Thanks for the replies everybody! Yeah, wasn't looking especially for "buy this model" kind of advice. Just some perspective on why the build quality of these units seems to have suffered. Although as Curt's beautiful post shows, there ARE alternatives.

And I know this is a software forum, but I've never known DC users to be shy about offering their opinions on other topics as well, given the chance.  ;)

app103, I appreciate the offer, and that IS a cool gizmo. The current Pioneer unit in my car is radio / CD only though, so I'm afraid I can't take you up on it.

For those who are interested, CWuestefeld gets at an important point. A lot of the interaction with the unit is no longer ON the unit. I'm looking at stereos that feature the new Android Open Accessory protocol which essentially turns the head unit into a remote control / speaker system for an Android phone. You can use the controls on the head unit to pause, skip ahead, adjust volume, etc. but you can also do these things right on the phone. Good for when the flimsy plastic knob breaks off I guess?

I'm going to repeat Curt's query though, and do some digging. I still think a car stereo ought to look like you could accidentally bang your toolbox against it and still work the knobs.

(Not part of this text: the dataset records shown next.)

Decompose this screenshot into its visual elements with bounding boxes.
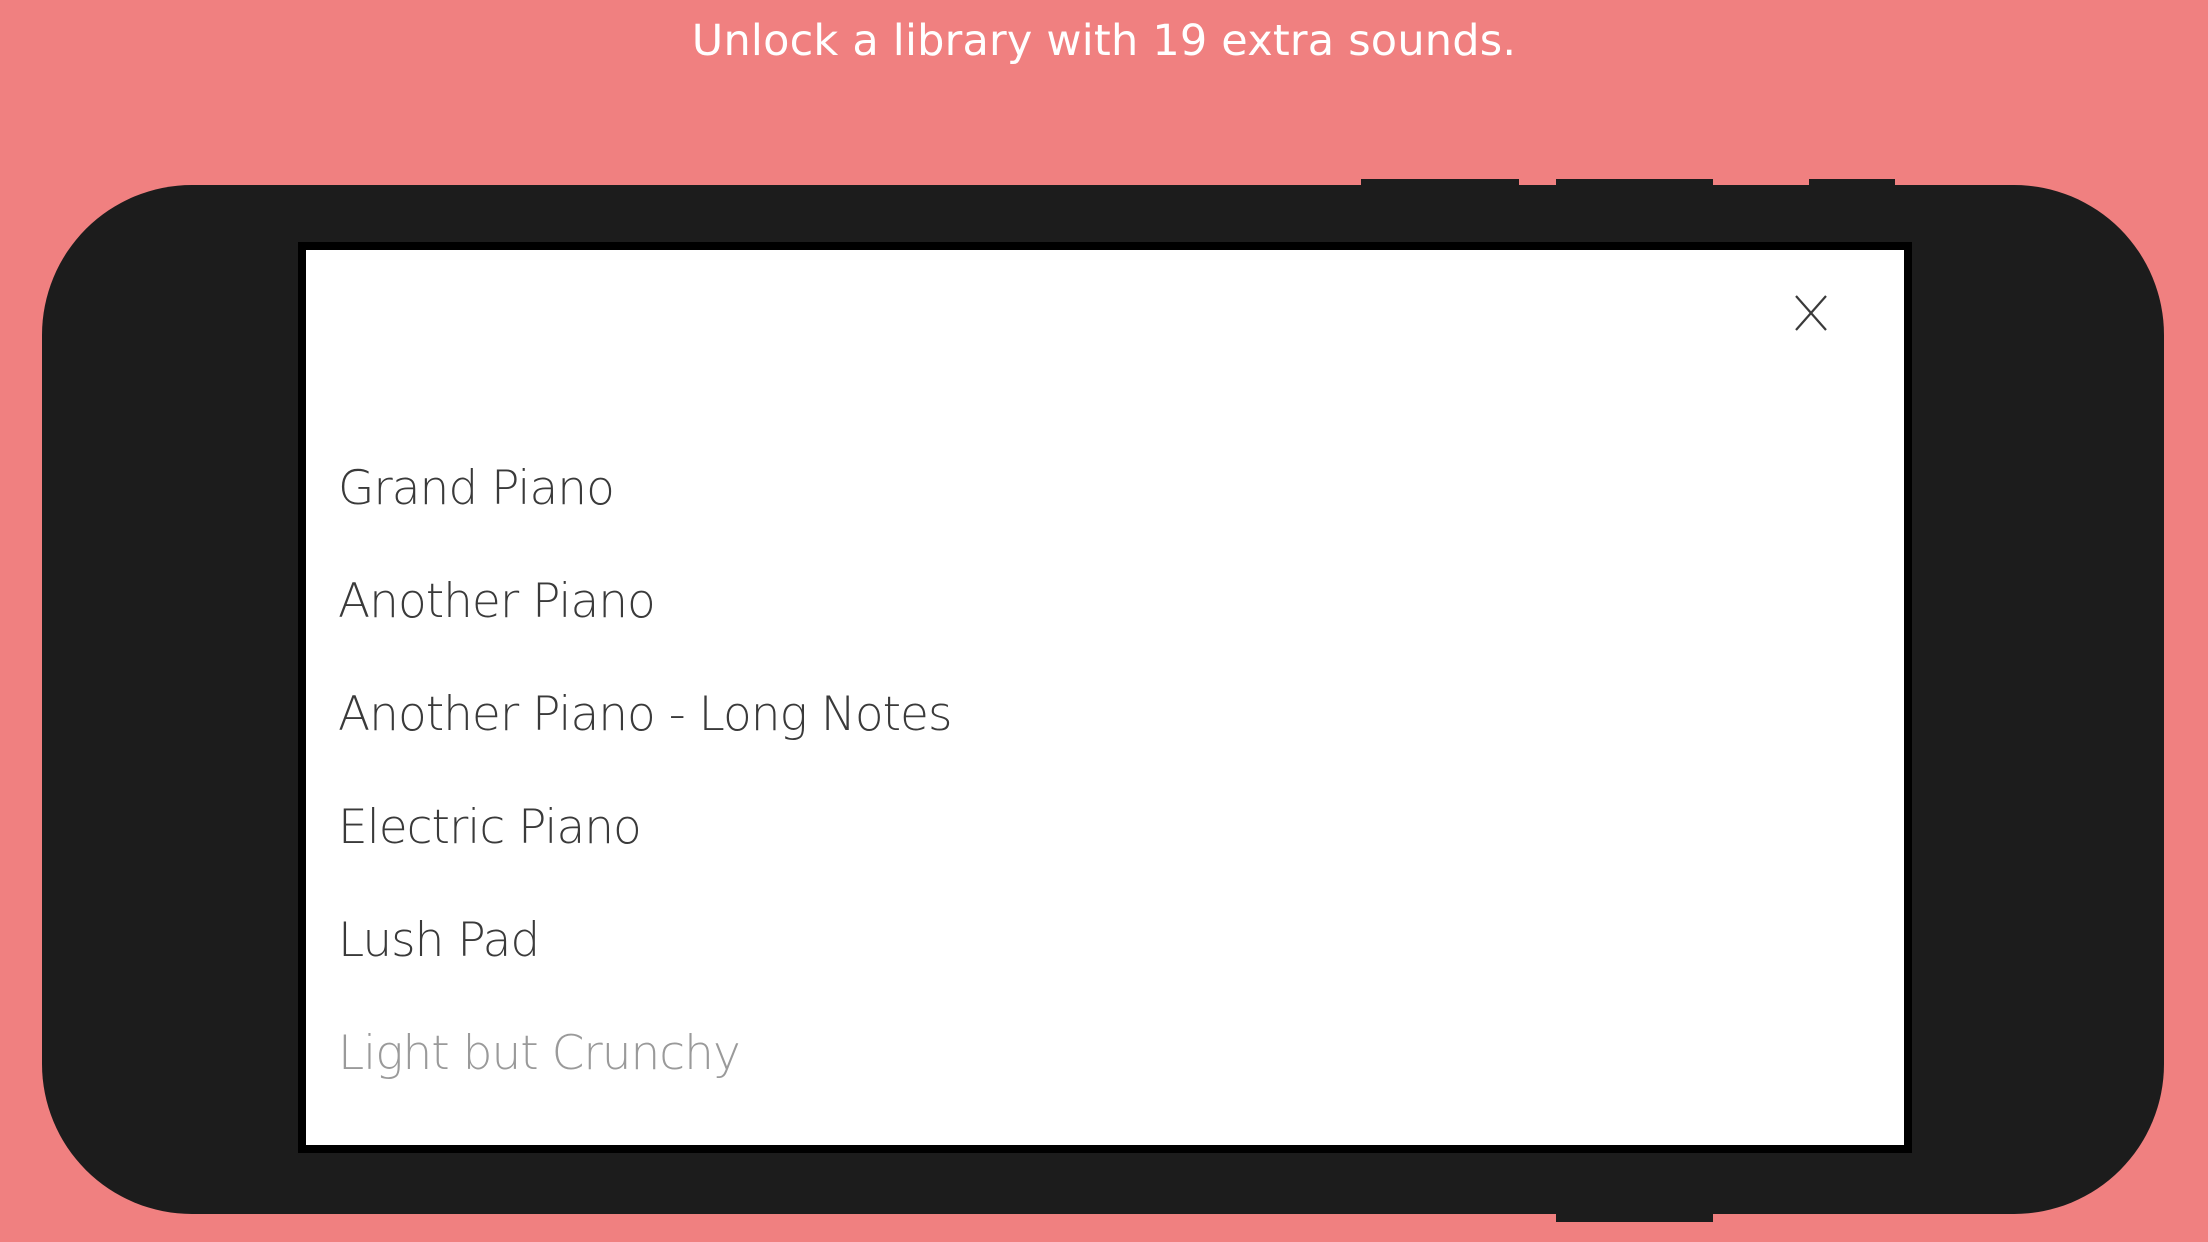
promo-headline: Unlock a library with 19 extra sounds.	[691, 16, 1517, 66]
sound-item-another-piano-long-notes[interactable]: Another Piano - Long Notes	[338, 658, 952, 771]
close-x-icon	[1795, 295, 1827, 331]
phone-screen: Grand Piano Another Piano Another Piano …	[298, 242, 1912, 1153]
sound-item-electric-piano[interactable]: Electric Piano	[338, 771, 951, 884]
sound-item-light-but-crunchy[interactable]: Light but Crunchy	[338, 997, 951, 1110]
sound-list: Grand Piano Another Piano Another Piano …	[338, 432, 952, 1110]
close-button[interactable]	[1784, 286, 1838, 340]
sound-library-modal: Grand Piano Another Piano Another Piano …	[306, 250, 1904, 1145]
sound-item-lush-pad[interactable]: Lush Pad	[338, 884, 951, 997]
sound-item-grand-piano[interactable]: Grand Piano	[338, 432, 951, 545]
sound-item-another-piano[interactable]: Another Piano	[338, 545, 951, 658]
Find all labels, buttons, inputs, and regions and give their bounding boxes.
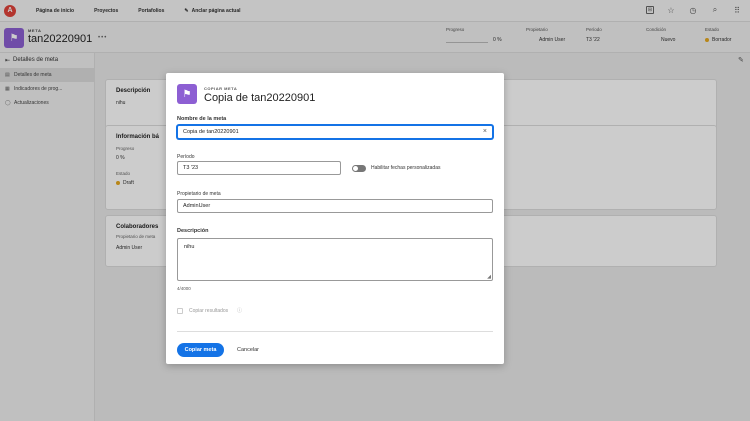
description-text: nihu <box>184 244 195 250</box>
description-field-label: Descripción <box>177 228 209 234</box>
cancel-button[interactable]: Cancelar <box>237 343 259 357</box>
clear-icon[interactable]: × <box>483 128 487 135</box>
resize-handle-icon[interactable]: ◢ <box>487 274 491 280</box>
goal-name-input[interactable]: Copia de tan20220901 × <box>177 125 493 139</box>
goal-flag-icon: ⚑ <box>177 84 197 104</box>
info-icon[interactable]: ⓘ <box>237 307 242 314</box>
dialog-type-label: COPIAR META <box>204 86 238 91</box>
goal-owner-input[interactable]: AdminUser <box>177 199 493 213</box>
copy-results-checkbox[interactable] <box>177 308 183 314</box>
footer-divider <box>177 331 493 332</box>
period-input[interactable]: T3 '23 <box>177 161 341 175</box>
copy-goal-button[interactable]: Copiar meta <box>177 343 224 357</box>
goal-owner-value: AdminUser <box>183 203 211 209</box>
copy-results-label: Copiar resultados <box>189 308 229 314</box>
goal-name-label: Nombre de la meta <box>177 116 227 122</box>
owner-field-label: Propietario de meta <box>177 191 221 197</box>
copy-goal-dialog: ⚑ COPIAR META Copia de tan20220901 Nombr… <box>166 73 504 364</box>
char-count: 4/4000 <box>177 286 191 291</box>
period-field-label: Período <box>177 154 195 160</box>
description-textarea[interactable]: nihu ◢ <box>177 238 493 281</box>
dialog-title: Copia de tan20220901 <box>204 92 316 104</box>
custom-dates-toggle[interactable] <box>352 165 366 172</box>
goal-name-value: Copia de tan20220901 <box>183 129 239 135</box>
period-input-value: T3 '23 <box>183 165 199 171</box>
custom-dates-label: Habilitar fechas personalizadas <box>371 165 441 171</box>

Plus, the dual-knob volume+tuning design is one of the most elegant and intuitive UIs ever designed, and I'm tending to stick with it just on principle. So this is not quite software related, but it is User Experience related, which I think gets me a pass for posting it on DC.  :P

Well, there's always the generic reason....every manufacturer of everything on the planet is looking to cut corners. Every new generation of every product is more flimsy & more cheaply made than the last.

There are exceptions to that rule, but not nearly enough.